N Engl J Med 2019; 381: 2429-2439

Respiratory infections
General respiratory patient care
Public health

Digest Author(s): Charalampos Moschos / 1 January, 2020

An efficient vaccine is vital for eliminating tuberculosis. The search has been going on for 100 years since the introduction of Bacillus Calmette-Guérin (BCG) vaccine. According to WHO, the new tuberculosis vaccines for adolescents and adults should have at least 50% efficacy against bacteriologically confirmed tuberculosis, and this efficacy should be sustained for at least 2 (and ideally 10) years. A new vaccine for tuberculosis was recently developed.
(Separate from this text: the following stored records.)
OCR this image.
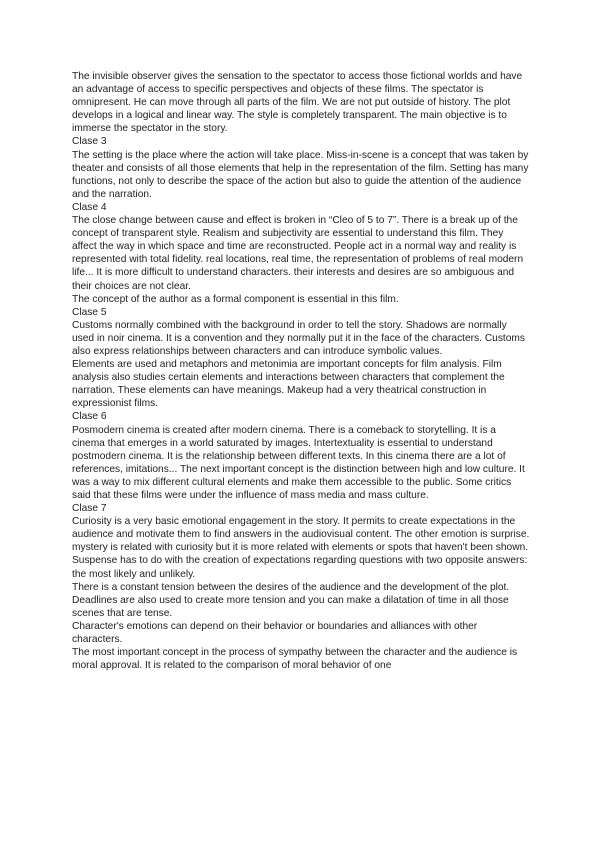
The invisible observer gives the sensation to the spectator to access those fictional worlds and have an advantage of access to specific perspectives and objects of these films. The spectator is omnipresent. He can move through all parts of the film. We are not put outside of history. The plot develops in a logical and linear way. The style is completely transparent. The main objective is to immerse the spectator in the story.

Clase 3

The setting is the place where the action will take place. Miss-in-scene is a concept that was taken by theater and consists of all those elements that help in the representation of the film. Setting has many functions, not only to describe the space of the action but also to guide the attention of the audience and the narration.

Clase 4

The close change between cause and effect is broken in “Cleo of 5 to 7”. There is a break up of the concept of transparent style. Realism and subjectivity are essential to understand this film. They affect the way in which space and time are reconstructed. People act in a normal way and reality is represented with total fidelity. real locations, real time, the representation of problems of real modern life... It is more difficult to understand characters. their interests and desires are so ambiguous and their choices are not clear.

The concept of the author as a formal component is essential in this film.

Clase 5

Customs normally combined with the background in order to tell the story. Shadows are normally used in noir cinema. It is a convention and they normally put it in the face of the characters. Customs also express relationships between characters and can introduce symbolic values.

Elements are used and metaphors and metonimia are important concepts for film analysis. Film analysis also studies certain elements and interactions between characters that complement the narration. These elements can have meanings. Makeup had a very theatrical construction in expressionist films.

Clase 6

Posmodern cinema is created after modern cinema. There is a comeback to storytelling. It is a cinema that emerges in a world saturated by images. Intertextuality is essential to understand postmodern cinema. It is the relationship between different texts. In this cinema there are a lot of references, imitations... The next important concept is the distinction between high and low culture. It was a way to mix different cultural elements and make them accessible to the public. Some critics said that these films were under the influence of mass media and mass culture.

Clase 7

Curiosity is a very basic emotional engagement in the story. It permits to create expectations in the audience and motivate them to find answers in the audiovisual content. The other emotion is surprise. mystery is related with curiosity but it is more related with elements or spots that haven't been shown. Suspense has to do with the creation of expectations regarding questions with two opposite answers: the most likely and unlikely.

There is a constant tension between the desires of the audience and the development of the plot. Deadlines are also used to create more tension and you can make a dilatation of time in all those scenes that are tense.

Character's emotions can depend on their behavior or boundaries and alliances with other characters.

The most important concept in the process of sympathy between the character and the audience is moral approval. It is related to the comparison of moral behavior of one
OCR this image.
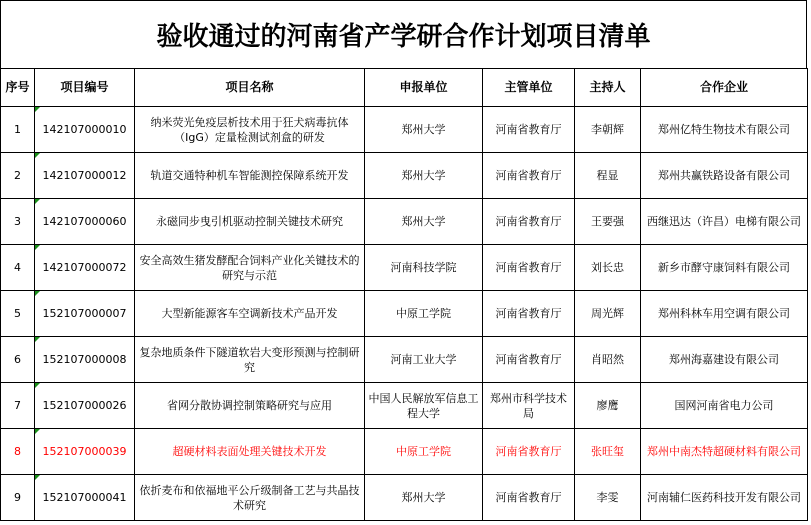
验收通过的河南省产学研合作计划项目清单
序号	项目编号	项目名称	申报单位	主管单位	主持人	合作企业
1	142107000010	纳米荧光免疫层析技术用于狂犬病毒抗体（IgG）定量检测试剂盒的研发	郑州大学	河南省教育厅	李朝辉	郑州亿特生物技术有限公司
2	142107000012	轨道交通特种机车智能测控保障系统开发	郑州大学	河南省教育厅	程显	郑州共赢铁路设备有限公司
3	142107000060	永磁同步曳引机驱动控制关键技术研究	郑州大学	河南省教育厅	王要强	西继迅达（许昌）电梯有限公司
4	142107000072	安全高效生猪发酵配合饲料产业化关键技术的研究与示范	河南科技学院	河南省教育厅	刘长忠	新乡市酵守康饲料有限公司
5	152107000007	大型新能源客车空调新技术产品开发	中原工学院	河南省教育厅	周光辉	郑州科林车用空调有限公司
6	152107000008	复杂地质条件下隧道软岩大变形预测与控制研究	河南工业大学	河南省教育厅	肖昭然	郑州海嘉建设有限公司
7	152107000026	省网分散协调控制策略研究与应用	中国人民解放军信息工程大学	郑州市科学技术局	廖鹰	国网河南省电力公司
8	152107000039	超硬材料表面处理关键技术开发	中原工学院	河南省教育厅	张旺玺	郑州中南杰特超硬材料有限公司
9	152107000041	依折麦布和依福地平公斤级制备工艺与共晶技术研究	郑州大学	河南省教育厅	李雯	河南辅仁医药科技开发有限公司
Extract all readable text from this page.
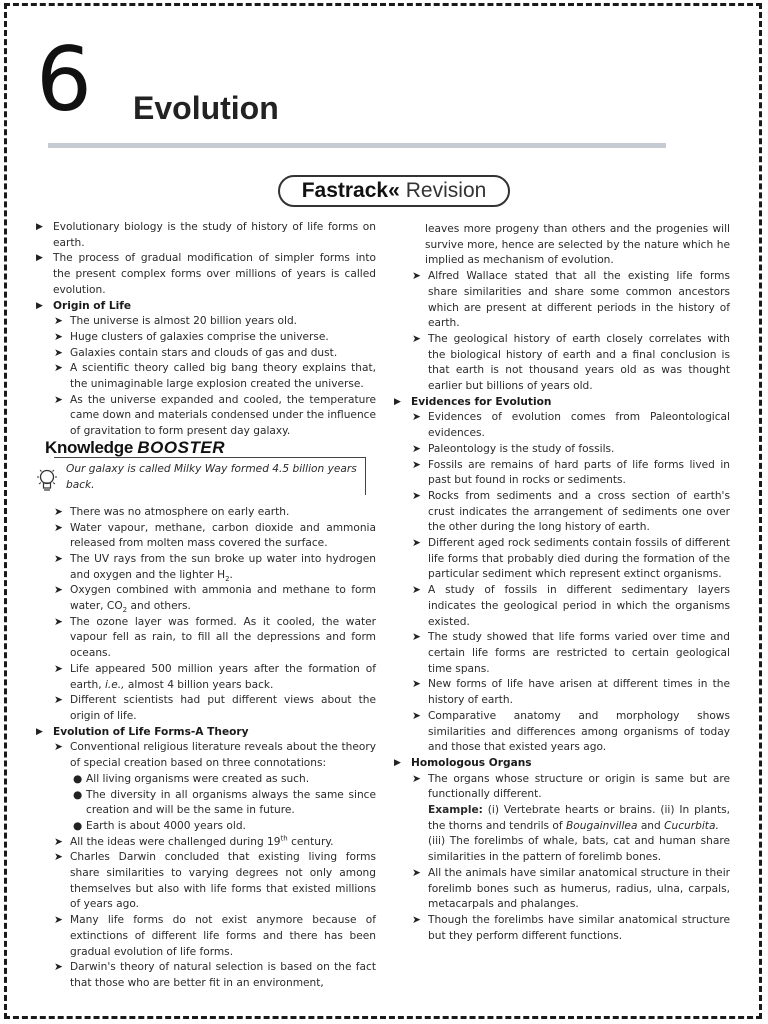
6 Evolution
Fastrack« Revision

▶ Evolutionary biology is the study of history of life forms on earth.

▶ The process of gradual modification of simpler forms into the present complex forms over millions of years is called evolution.

▶ Origin of Life

➤ The universe is almost 20 billion years old.

➤ Huge clusters of galaxies comprise the universe.

➤ Galaxies contain stars and clouds of gas and dust.

➤ A scientific theory called big bang theory explains that, the unimaginable large explosion created the universe.

➤ As the universe expanded and cooled, the temperature came down and materials condensed under the influence of gravitation to form present day galaxy.

Knowledge BOOSTER
Our galaxy is called Milky Way formed 4.5 billion years back.

➤ There was no atmosphere on early earth.

➤ Water vapour, methane, carbon dioxide and ammonia released from molten mass covered the surface.

➤ The UV rays from the sun broke up water into hydrogen and oxygen and the lighter $H_2$.

➤ Oxygen combined with ammonia and methane to form water, $CO_2$ and others.

➤ The ozone layer was formed. As it cooled, the water vapour fell as rain, to fill all the depressions and form oceans.

➤ Life appeared 500 million years after the formation of earth, i.e., almost 4 billion years back.

➤ Different scientists had put different views about the origin of life.

▶ Evolution of Life Forms-A Theory

➤ Conventional religious literature reveals about the theory of special creation based on three connotations:

● All living organisms were created as such.

● The diversity in all organisms always the same since creation and will be the same in future.

● Earth is about 4000 years old.

➤ All the ideas were challenged during 19th century.

➤ Charles Darwin concluded that existing living forms share similarities to varying degrees not only among themselves but also with life forms that existed millions of years ago.

➤ Many life forms do not exist anymore because of extinctions of different life forms and there has been gradual evolution of life forms.

➤ Darwin's theory of natural selection is based on the fact that those who are better fit in an environment,

leaves more progeny than others and the progenies will survive more, hence are selected by the nature which he implied as mechanism of evolution.

➤ Alfred Wallace stated that all the existing life forms share similarities and share some common ancestors which are present at different periods in the history of earth.

➤ The geological history of earth closely correlates with the biological history of earth and a final conclusion is that earth is not thousand years old as was thought earlier but billions of years old.

▶ Evidences for Evolution

➤ Evidences of evolution comes from Paleontological evidences.

➤ Paleontology is the study of fossils.

➤ Fossils are remains of hard parts of life forms lived in past but found in rocks or sediments.

➤ Rocks from sediments and a cross section of earth's crust indicates the arrangement of sediments one over the other during the long history of earth.

➤ Different aged rock sediments contain fossils of different life forms that probably died during the formation of the particular sediment which represent extinct organisms.

➤ A study of fossils in different sedimentary layers indicates the geological period in which the organisms existed.

➤ The study showed that life forms varied over time and certain life forms are restricted to certain geological time spans.

➤ New forms of life have arisen at different times in the history of earth.

➤ Comparative anatomy and morphology shows similarities and differences among organisms of today and those that existed years ago.

▶ Homologous Organs

➤ The organs whose structure or origin is same but are functionally different.

Example: (i) Vertebrate hearts or brains. (ii) In plants, the thorns and tendrils of Bougainvillea and Cucurbita.
(iii) The forelimbs of whale, bats, cat and human share similarities in the pattern of forelimb bones.

➤ All the animals have similar anatomical structure in their forelimb bones such as humerus, radius, ulna, carpals, metacarpals and phalanges.

➤ Though the forelimbs have similar anatomical structure but they perform different functions.
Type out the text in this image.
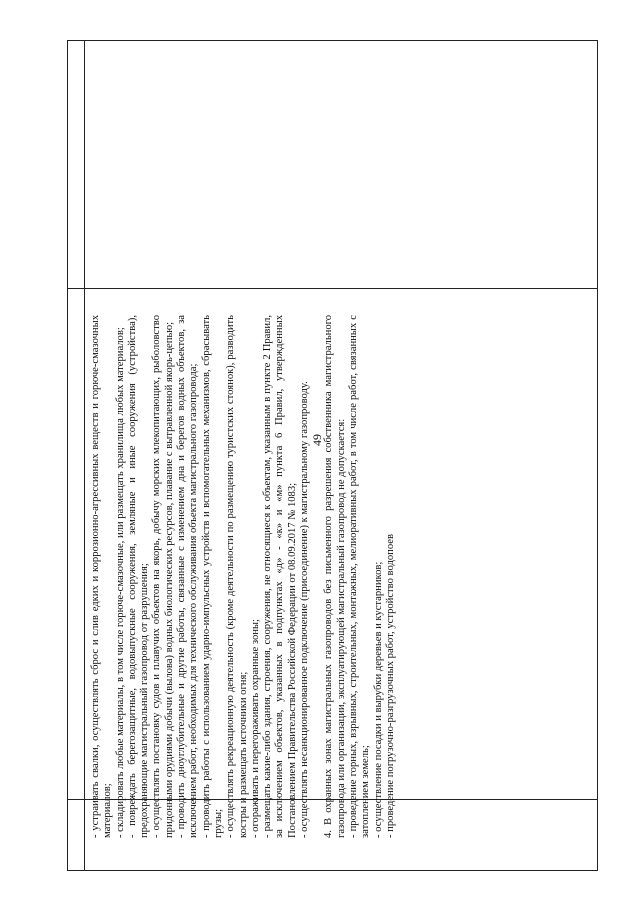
49

- устраивать свалки, осуществлять сброс и слив едких и коррозионно-агрессивных веществ и горюче-смазочных материалов; - складировать любые материалы, в том числе горюче-смазочные, или размещать хранилища любых материалов; - повреждать берегозащитные, водовыпускные сооружения, земляные и иные сооружения (устройства), предохраняющие магистральный газопровод от разрушения; - осуществлять постановку судов и плавучих объектов на якорь, добычу морских млекопитающих, рыболовство придонными орудиями добычи (вылова) водных биологических ресурсов, плавание с вытравленной якорь-цепью; - проводить дноуглубительные и другие работы, связанные с изменением дна и берегов водных объектов, за исключением работ, необходимых для технического обслуживания объекта магистрального газопровода; - проводить работы с использованием ударно-импульсных устройств и вспомогательных механизмов, сбрасывать грузы; - осуществлять рекреационную деятельность (кроме деятельности по размещению туристских стоянок), разводить костры и размещать источники огня; - огораживать и перегораживать охранные зоны; - размещать какие-либо здания, строения, сооружения, не относящиеся к объектам, указанным в пункте 2 Правил, за исключением объектов, указанных в подпунктах «д» - «к» и «м» пункта 6 Правил, утвержденных Постановлением Правительства Российской Федерации от 08.09.2017 № 1083; - осуществлять несанкционированное подключение (присоединение) к магистральному газопроводу. 4. В охранных зонах магистральных газопроводов без письменного разрешения собственника магистрального газопровода или организации, эксплуатирующей магистральный газопровод не допускается: - проведение горных, взрывных, строительных, монтажных, мелиоративных работ, в том числе работ, связанных с затоплением земель; - осуществление посадки и вырубки деревьев и кустарников; - проведение погрузочно-разгрузочных работ, устройство водопоев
It was tested in 3 African countries (South Africa, Zambia, Kenya) in adults 18-50 years old for efficacy, safety, and immunogenicity.

In particular, 3289 HIV negative adults with latent tuberculosis (QFT positive) received either 2 doses, one month apart, of M72/AS01E or placebo. They were followed up for 36 months. Efficacy was determined by the number of participants developing active tuberculosis at least one month after receiving the second dose (defined either microbiologically before starting treatment – primary end point-, or with different microbiological, molecular and clinical definitions -secondary end points-). Adverse events, potential immune-mediated diseases and, deaths were recorded. Immunogenicity was evaluated by measuring humoral and cell-mediated immune responses periodically until month 36.

The incidence of pulmonary tuberculosis was 0.3 cases per 100 person-years in the M72/AS01E group and 0.6 cases per 100 person-years in the placebo group. In total 13 new cases of active pulmonary tuberculosis developed in the vaccine group and 26 in the placebo group. The vaccine efficacy was 49.7%. Injection-site reactions and influenza-like symptoms occurred more frequently in the M72/AS01E group than in the placebo group, but serious adverse events, potential immune-mediated diseases, and deaths occurred with similar frequencies in the two groups.

mmunogenicity was tested in the first 150 participants enrolled in Kenya and the first 150 enrolled in South Africa. Among participants in the M72/AS01E group, the concentrations of M72-specific antibodies and the frequencies of M72-specific CD4+ T cells increased after the first dose and were sustained throughout the follow-up period with no evidence of waning.

Comment:

An effective vaccine against tuberculosis is sorely needed if the END TB vision has any chance of succeeding. Several vaccines are in development and a vaccine that ‘protects’ TB infected individuals from developing active TB, like M72/AS01E, is an important tool in the fight against TB. Certain issues are still unclear though:

  1. The sample size in the study is small and it was conducted in high incidence countries (South Africa, Zambia, Kenya).
  2. The reported vaccine’s effectiveness is just barely within the limits defined by WHO
  3. There are no data about the vaccine’s effectiveness after three years
  4. There are no data about the vaccine’s effectiveness and safety in immunocompromised patients and PLWHIV.
  5. The vaccine needs to be tested in middle and low incidence countries
  6. Even if proven effective for longer periods in middle and low incidence countries, it will probably not replace the more effective strategy of LTBI treatment
  7. It will be extremely useful in selected subgroups: a. In high-risk patients who are more likely to default on LTBI treatment b. In high-risk patients, unwilling or unable to receive LTBI treatment (e.g. hepatitis, allergy or intolerance) c. In household contacts of patients with drug-resistant tuberculosis, especially contacts of XDR-TB patients, where no alternative exists at the moment.
  8. Pricing will be a vital issue in establishing a role for the vaccine, especially in the low income-high TB incidence countries where it is most needed.